Send your written challenge to:
Fixing a Mistake with Private Companies
The process to correct your private company criminal record differs from company to company. Contact the company directly to learn about their process to fix mistakes. In general, private companies use state and local records to make their own criminal records. You will likely need to correct those records first.
Fixing a Mistake with the Local Police or Local Courts
In general, records from your local police department or court only include information about local offenses. These records may include information about minor convictions that do not appear on your MSP criminal record.
Getting and Fixing Your Local Criminal Record
Check with your local police department or court to find out how to get and correct your local criminal record. In some counties, your local criminal record may appear online. In others, you may need to go to the local police station to get your criminal record.

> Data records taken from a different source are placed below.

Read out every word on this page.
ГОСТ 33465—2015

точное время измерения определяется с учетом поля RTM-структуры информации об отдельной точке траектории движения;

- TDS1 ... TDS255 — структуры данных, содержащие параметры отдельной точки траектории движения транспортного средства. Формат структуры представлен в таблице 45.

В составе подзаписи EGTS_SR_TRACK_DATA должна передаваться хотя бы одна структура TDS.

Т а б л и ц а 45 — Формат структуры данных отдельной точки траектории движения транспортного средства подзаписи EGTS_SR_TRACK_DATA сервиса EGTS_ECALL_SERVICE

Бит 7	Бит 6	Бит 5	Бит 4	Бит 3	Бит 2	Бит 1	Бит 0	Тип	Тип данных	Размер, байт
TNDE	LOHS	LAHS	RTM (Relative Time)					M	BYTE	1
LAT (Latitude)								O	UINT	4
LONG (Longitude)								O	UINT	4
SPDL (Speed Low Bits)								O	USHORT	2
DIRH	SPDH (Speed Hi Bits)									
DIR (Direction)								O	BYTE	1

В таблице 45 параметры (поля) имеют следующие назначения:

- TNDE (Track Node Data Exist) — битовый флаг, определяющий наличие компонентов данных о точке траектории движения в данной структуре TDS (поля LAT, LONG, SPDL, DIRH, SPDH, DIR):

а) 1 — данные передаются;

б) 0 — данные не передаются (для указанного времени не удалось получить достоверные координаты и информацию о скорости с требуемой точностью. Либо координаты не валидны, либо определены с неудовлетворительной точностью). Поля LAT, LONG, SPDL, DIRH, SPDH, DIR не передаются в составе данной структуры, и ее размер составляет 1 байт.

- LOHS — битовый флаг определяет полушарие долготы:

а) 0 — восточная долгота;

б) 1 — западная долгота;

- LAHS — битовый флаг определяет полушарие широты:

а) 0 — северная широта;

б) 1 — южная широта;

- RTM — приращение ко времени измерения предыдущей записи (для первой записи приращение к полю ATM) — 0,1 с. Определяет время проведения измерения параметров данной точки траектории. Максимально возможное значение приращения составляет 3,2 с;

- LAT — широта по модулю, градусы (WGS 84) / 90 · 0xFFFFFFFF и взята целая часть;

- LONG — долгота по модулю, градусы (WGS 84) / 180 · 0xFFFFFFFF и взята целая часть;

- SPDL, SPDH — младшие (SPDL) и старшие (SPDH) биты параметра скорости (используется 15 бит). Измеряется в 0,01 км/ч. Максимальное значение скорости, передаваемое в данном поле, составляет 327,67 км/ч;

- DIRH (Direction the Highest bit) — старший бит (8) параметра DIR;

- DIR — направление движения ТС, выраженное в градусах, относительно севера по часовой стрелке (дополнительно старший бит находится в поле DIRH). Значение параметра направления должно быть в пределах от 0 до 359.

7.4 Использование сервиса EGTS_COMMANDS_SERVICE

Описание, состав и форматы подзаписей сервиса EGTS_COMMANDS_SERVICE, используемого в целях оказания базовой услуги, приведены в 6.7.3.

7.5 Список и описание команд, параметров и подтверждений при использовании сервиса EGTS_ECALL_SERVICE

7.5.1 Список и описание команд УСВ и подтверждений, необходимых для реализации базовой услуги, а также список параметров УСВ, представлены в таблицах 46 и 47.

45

If a police officer does not take fingerprints for minor offenses, you may have trouble proving a conviction on your local criminal record does not belong to you. You may need to file a motion to correct or seal the record. If you need help fixing your local criminal record, you may want to talk to a lawyer. If you need a lawyer and are low-income, you may qualify for free legal help. Whether you are low-income or not, use the Guide to Legal Help to look for legal help in your area.